Это для газет. Для публики. Из-за любви к животным можно лишиться последней рубашки. А я бью животных. Бью для их же пользы». Он вспоминал, как учил кошку ползти по веревке и перепрыгивать через шесть мышей, появлявшихся у противоположного конца веревки, и не трогать их. Он рассказывал об этом Элейн, но при разговоре присутствовала Мерри и все слышала. «Кошка научилась ходить по веревке. Это довольно просто. Я посадил кошку на палку и положил на другую палку корм. И чтобы добраться до корма, ей надо было осторожно двигаться по веревке к другой палке. Первая кошка испугалась. И умерла с голоду. А вторая научилась-таки ползти по веревке. Тогда я добавил мышей. Кошки всегда едят мышей. Я израсходовал, наверное, сотню мышей. Как же я лупил эту кошку! Господи, у меня рука устала бить эту дуру. А она все продолжала душить мышей. Ведь это в природе кошки. Но вот я наконец понял, что надо делать. Я затолкал кошке в глотку марлю. И она теперь не могла ничего проглотить. Она с трудом могла дышать. Но все же дышала. И тогда она просто стала перепрыгивать через мышей. Сначала через одну, потом через двух, через трех. Отличный получился номер. Но у него не было конца. Тогда знаешь, что я сделал?»
— Что? — спросила Элейн.
— Я научил мышек заходить в маленькие коробочки. Они выпрыгивали с парашютиками из этих коробочек на землю, а оркестр исполнял патриотические песни. Но только мышки, которые выпрыгивали с парашютиками, были другими мышками — не теми, кто заходил в коробочки. У меня были дубликаты коробочек. Но какая разница, ведь все мыши похожи!

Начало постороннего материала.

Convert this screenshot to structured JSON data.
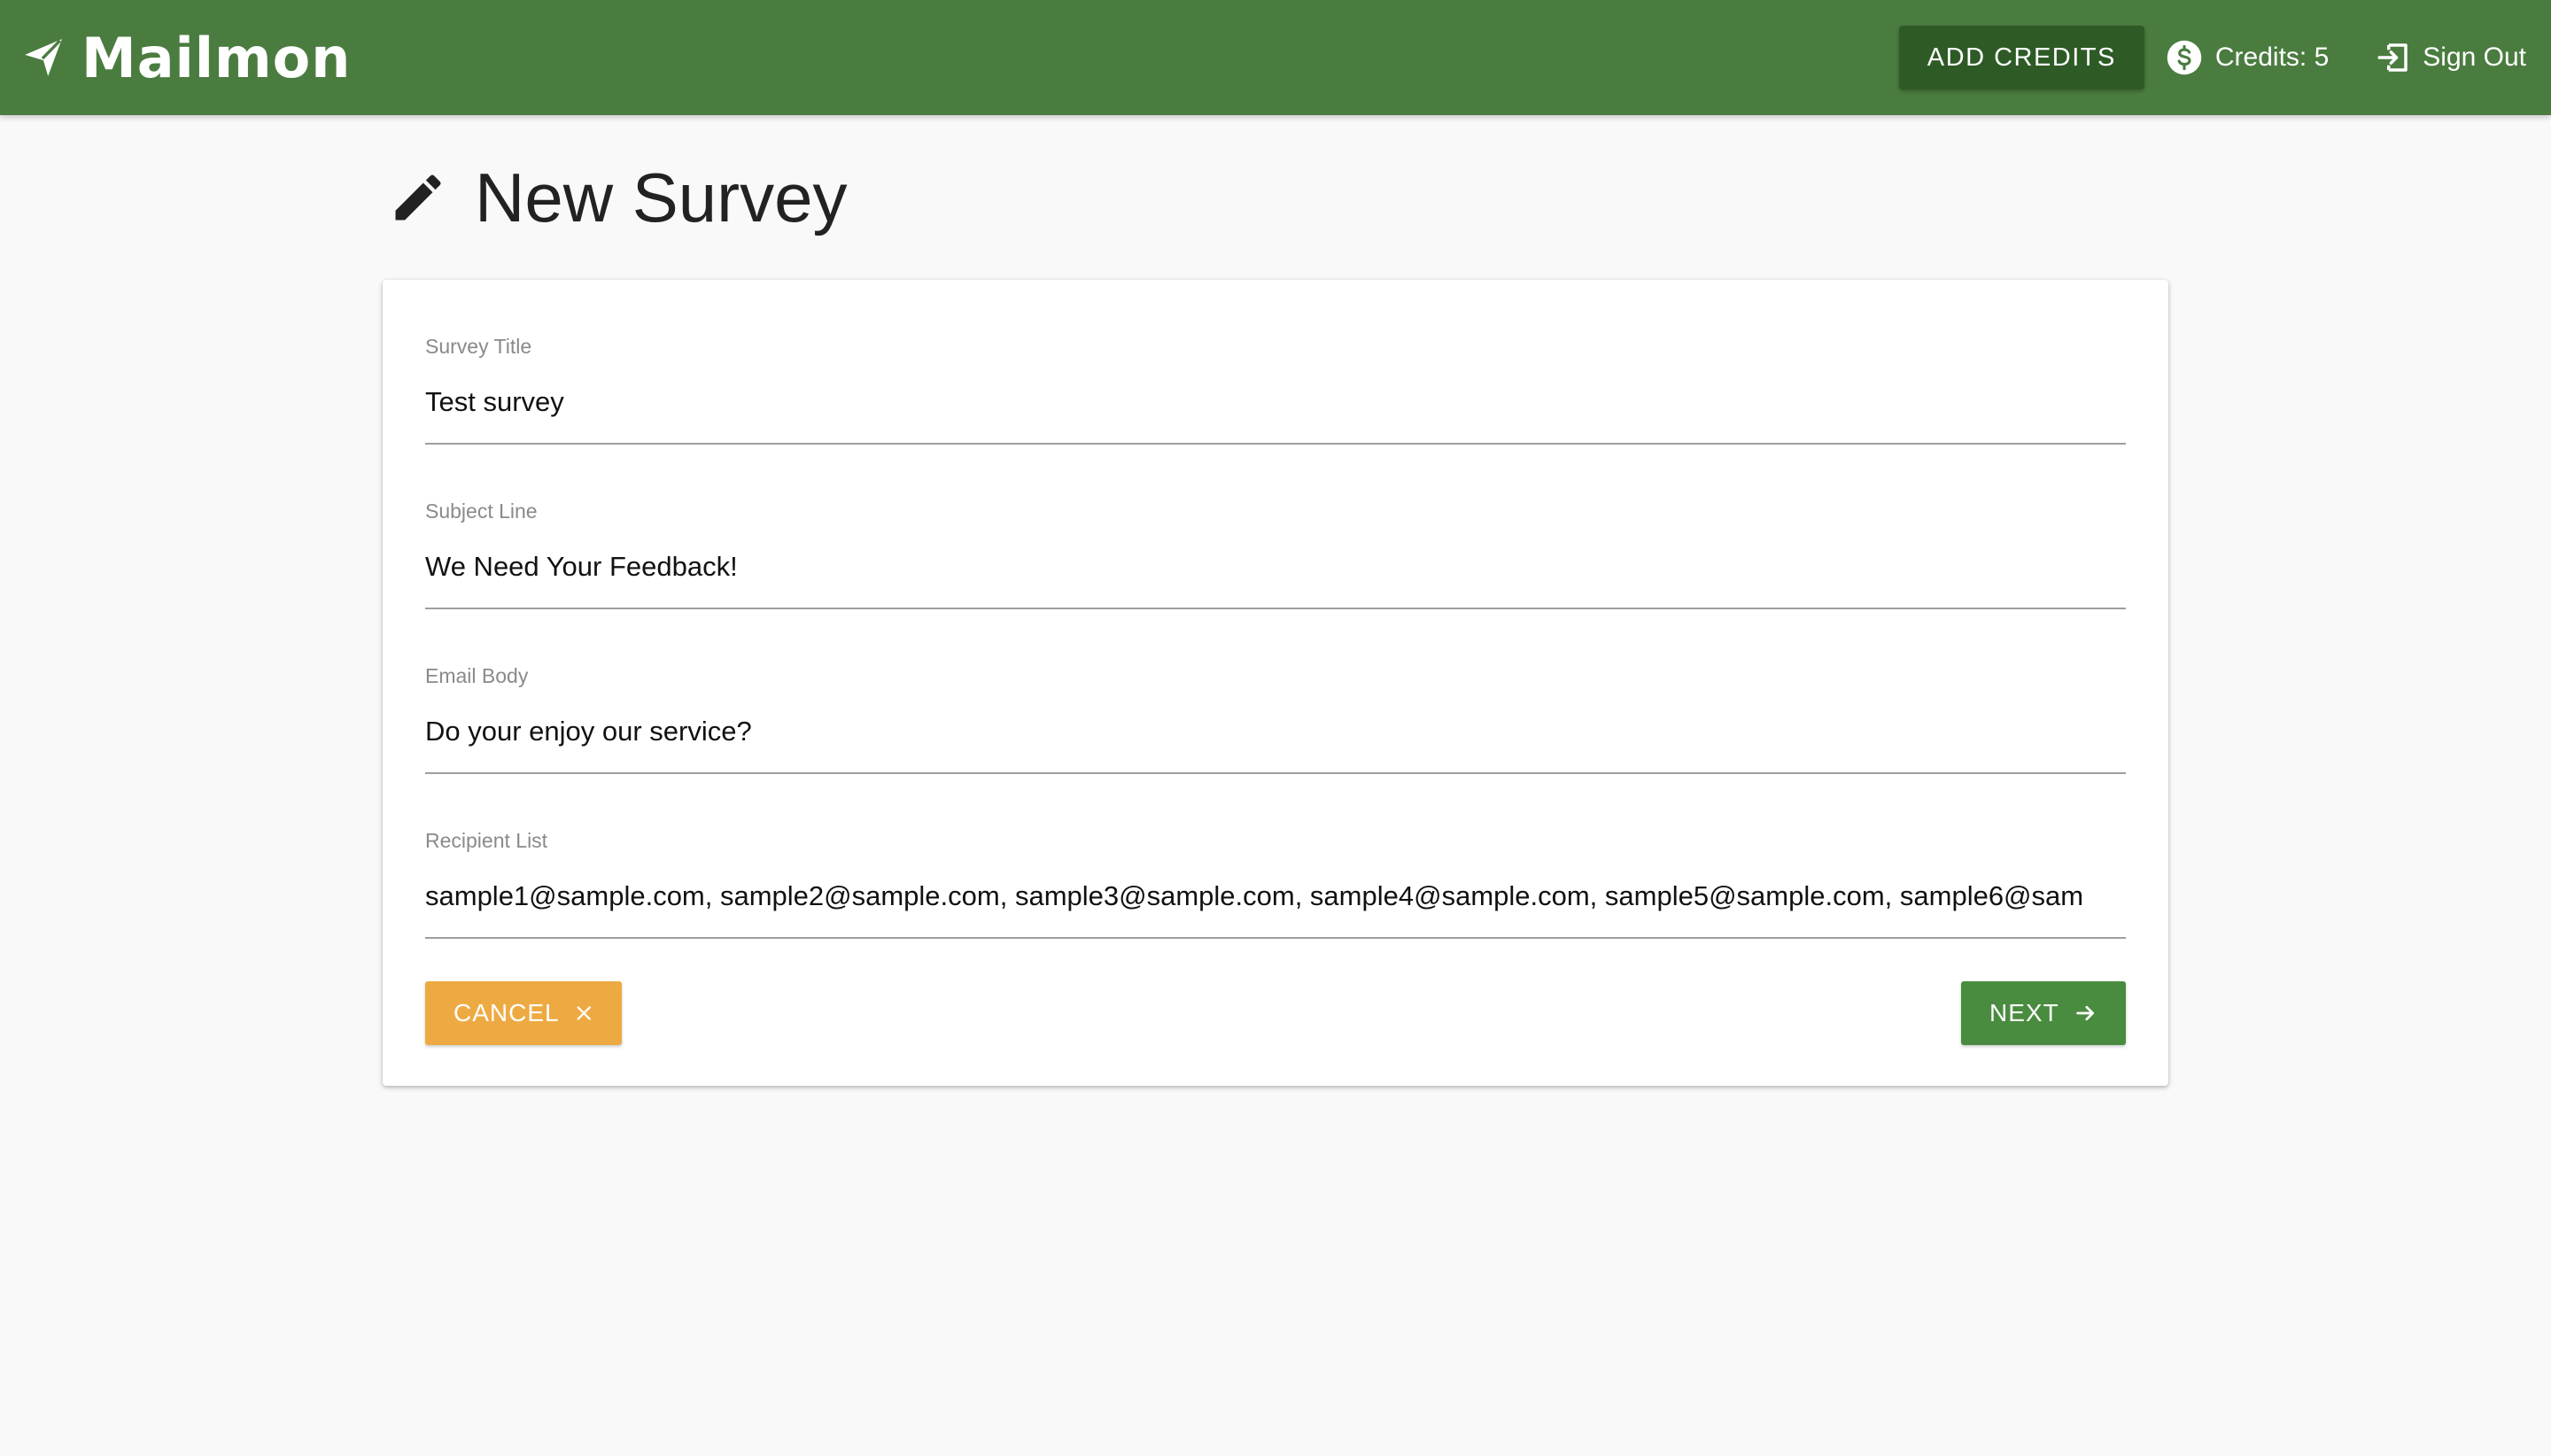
{
  "navbar": {
    "brand": "Mailmon",
    "brand_icon": "paper-plane-icon",
    "add_credits_label": "ADD CREDITS",
    "credits_label": "Credits: 5",
    "credits_icon": "dollar-circle-icon",
    "signout_label": "Sign Out",
    "signout_icon": "sign-out-icon",
    "color": "#4a7c3f"
  },
  "page": {
    "title": "New Survey",
    "title_icon": "pencil-icon"
  },
  "form": {
    "fields": [
      {
        "label": "Survey Title",
        "value": "Test survey"
      },
      {
        "label": "Subject Line",
        "value": "We Need Your Feedback!"
      },
      {
        "label": "Email Body",
        "value": "Do your enjoy our service?"
      },
      {
        "label": "Recipient List",
        "value": "sample1@sample.com, sample2@sample.com, sample3@sample.com, sample4@sample.com, sample5@sample.com, sample6@sam"
      }
    ],
    "cancel_label": "CANCEL",
    "cancel_icon": "close-icon",
    "cancel_color": "#eeaa42",
    "next_label": "NEXT",
    "next_icon": "arrow-right-icon",
    "next_color": "#4a8c3f"
  }
}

— А как же ты научил мышей прыгать с парашютом? — спросила Элейн.
— Научил? У коробочек открывалось дно, и они просто вываливались. И парашюты раскрывались. Иногда они не раскрывались, ну и что — это ведь только мыши какие-то! Но чаще они все-таки раскрывались. Вот теперь номер получился на славу. Я зарабатывал на жизнь этим номером года три или четыре. Мы изъездили всю Европу.
Новотный, смуглолицый низкорослый мужчина, уверял, что он лучший дрессировщик в мире. Возможно, так оно и было, и в Голливуде он нашел неплохой рынок сбыта для своего необычного таланта — и впрямь, лучший рынок. Он не сбежал из Европы, а просто гастролировал в Соединенных Штатах с бродячим цирком, когда разразилась война. Он поехал в Голливуд и стал там выступать с небольшими номерами, но прожив в Америке восемь лет, сделал себе очень хороший бизнес. Теперь у него был собственный дом, красивый дом в долине, с большим амбаром на заднем дворе, с загонами и клетками для животных. Еще он владел Элейн и двумя детьми. Одного ребенка он зачал сам. Другой ребенок достался ему вместе с Элейн, причем девочка уже была к тому моменту, как ее мать вышла за него замуж, отнята от груди, приучена самостоятельно справлять нужду и умела говорить. А приобрести выдрессированное животное — это ж какая экономия времени и сил! Так что он был вполне удовлетворен.